# Tag Archives: Asymptotic analysis

## Asymptotics and generating functions

(Warning, equation-heavy post!)

A while ago I stumbled upon a following problem (when doing analysis of a certain distributed exploration algorithm):

We have $n$ groups of agents, each of equal size (lets say $=1$. Positions of groups are indexed: $1, 2,\ldots,n$. Groups ,,diffuse”, and they diffuse at different speeds, depending on the position of the group:
$\lambda_i = \frac{1}{i}$
(where $\lambda_i$ is the amount of agents disappearing from group being at position $i$ in one unit of time)

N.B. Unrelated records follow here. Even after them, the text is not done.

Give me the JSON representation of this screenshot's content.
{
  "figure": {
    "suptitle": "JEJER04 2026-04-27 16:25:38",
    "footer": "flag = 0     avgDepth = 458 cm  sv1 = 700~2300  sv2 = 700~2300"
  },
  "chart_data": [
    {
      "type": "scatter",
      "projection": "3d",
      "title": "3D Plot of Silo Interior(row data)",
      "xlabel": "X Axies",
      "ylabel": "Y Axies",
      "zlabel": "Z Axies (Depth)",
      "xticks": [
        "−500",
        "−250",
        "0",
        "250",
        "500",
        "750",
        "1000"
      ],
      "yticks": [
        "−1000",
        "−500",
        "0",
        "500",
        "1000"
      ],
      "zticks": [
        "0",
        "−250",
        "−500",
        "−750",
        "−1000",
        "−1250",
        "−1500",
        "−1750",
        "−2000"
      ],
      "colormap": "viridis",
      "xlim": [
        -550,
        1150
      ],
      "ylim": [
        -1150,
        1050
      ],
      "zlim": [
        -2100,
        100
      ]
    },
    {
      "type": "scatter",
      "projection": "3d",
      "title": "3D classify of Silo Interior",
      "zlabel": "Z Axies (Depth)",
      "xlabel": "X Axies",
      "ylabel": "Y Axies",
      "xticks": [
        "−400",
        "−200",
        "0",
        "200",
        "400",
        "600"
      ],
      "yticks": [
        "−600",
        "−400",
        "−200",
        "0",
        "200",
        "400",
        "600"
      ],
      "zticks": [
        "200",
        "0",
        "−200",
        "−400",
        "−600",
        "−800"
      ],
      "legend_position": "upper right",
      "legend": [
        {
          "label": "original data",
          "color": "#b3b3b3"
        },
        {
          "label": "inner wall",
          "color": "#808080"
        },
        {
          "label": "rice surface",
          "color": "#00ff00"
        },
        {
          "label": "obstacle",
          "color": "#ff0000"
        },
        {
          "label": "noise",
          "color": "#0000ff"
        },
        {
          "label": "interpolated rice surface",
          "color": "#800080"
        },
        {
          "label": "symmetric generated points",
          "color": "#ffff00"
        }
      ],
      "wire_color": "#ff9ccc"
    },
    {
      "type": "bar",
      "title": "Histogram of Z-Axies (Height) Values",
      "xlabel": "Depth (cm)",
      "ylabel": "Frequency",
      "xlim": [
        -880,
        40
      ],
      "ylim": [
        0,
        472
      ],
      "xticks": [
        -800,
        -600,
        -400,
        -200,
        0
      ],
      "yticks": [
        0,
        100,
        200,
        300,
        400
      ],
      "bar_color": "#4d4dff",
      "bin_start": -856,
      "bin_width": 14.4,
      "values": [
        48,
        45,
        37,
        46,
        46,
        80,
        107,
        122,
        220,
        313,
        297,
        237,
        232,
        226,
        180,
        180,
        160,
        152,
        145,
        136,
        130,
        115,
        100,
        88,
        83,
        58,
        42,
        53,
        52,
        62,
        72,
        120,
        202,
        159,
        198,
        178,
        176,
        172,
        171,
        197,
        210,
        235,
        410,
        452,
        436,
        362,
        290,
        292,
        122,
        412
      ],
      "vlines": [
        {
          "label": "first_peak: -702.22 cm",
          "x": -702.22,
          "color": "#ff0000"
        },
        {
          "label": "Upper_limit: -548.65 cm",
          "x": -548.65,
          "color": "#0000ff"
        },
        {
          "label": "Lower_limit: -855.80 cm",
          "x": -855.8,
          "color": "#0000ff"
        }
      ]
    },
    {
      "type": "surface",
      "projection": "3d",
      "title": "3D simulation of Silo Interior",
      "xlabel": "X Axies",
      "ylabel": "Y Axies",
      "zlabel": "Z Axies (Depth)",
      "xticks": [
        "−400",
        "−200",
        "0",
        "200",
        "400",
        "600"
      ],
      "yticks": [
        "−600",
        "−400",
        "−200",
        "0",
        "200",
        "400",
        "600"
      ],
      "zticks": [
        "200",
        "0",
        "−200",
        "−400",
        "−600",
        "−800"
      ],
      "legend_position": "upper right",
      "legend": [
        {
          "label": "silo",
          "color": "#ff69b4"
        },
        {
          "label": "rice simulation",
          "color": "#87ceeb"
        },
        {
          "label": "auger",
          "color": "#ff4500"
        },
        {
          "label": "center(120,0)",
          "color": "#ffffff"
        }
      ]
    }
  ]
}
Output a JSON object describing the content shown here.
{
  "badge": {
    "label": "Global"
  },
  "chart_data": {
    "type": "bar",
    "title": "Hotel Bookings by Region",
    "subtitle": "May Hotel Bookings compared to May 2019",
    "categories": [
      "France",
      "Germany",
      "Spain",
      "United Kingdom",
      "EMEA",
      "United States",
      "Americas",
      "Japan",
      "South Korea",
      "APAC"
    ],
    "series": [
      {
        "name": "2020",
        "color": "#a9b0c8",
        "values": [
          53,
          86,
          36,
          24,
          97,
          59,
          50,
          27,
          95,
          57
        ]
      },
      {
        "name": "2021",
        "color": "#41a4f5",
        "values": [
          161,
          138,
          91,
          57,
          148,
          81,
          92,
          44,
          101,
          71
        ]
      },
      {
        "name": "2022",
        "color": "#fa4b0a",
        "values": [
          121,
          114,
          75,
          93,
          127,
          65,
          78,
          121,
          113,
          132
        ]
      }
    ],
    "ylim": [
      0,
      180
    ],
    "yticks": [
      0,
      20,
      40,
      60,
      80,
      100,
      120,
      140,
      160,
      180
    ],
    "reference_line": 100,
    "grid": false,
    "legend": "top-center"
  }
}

Whenever a group size is reduced to 0, (it will be always a first group), every other one is shifted:
$2 \to 1, 3 \to 2, \ldots, n \to (n-1)$
$[0,a_2,a_3,\ldots,a_n] \text{ into} [a_2,a_3,\ldots,a_n]$

Question: How long does it take to dissipate all the groups? (We are not interested in exact formula, just asymptotic one.)

For example, if $n=3$:
$[1,1,1] \to [0,\frac{1}{2},\frac{2}{3}]$
(1 unit of time)
$[\frac{1}{2},\frac{2}{3}] \to [0,\frac{5}{12}]$
($\frac{1}{2}$ units of time)
$[\frac{5}{12}] \to [0]$
($\frac{5}{12}$ units of time)
and the answer is $1 + \frac{1}{2} + \frac{5}{12} = \frac{23}{12}$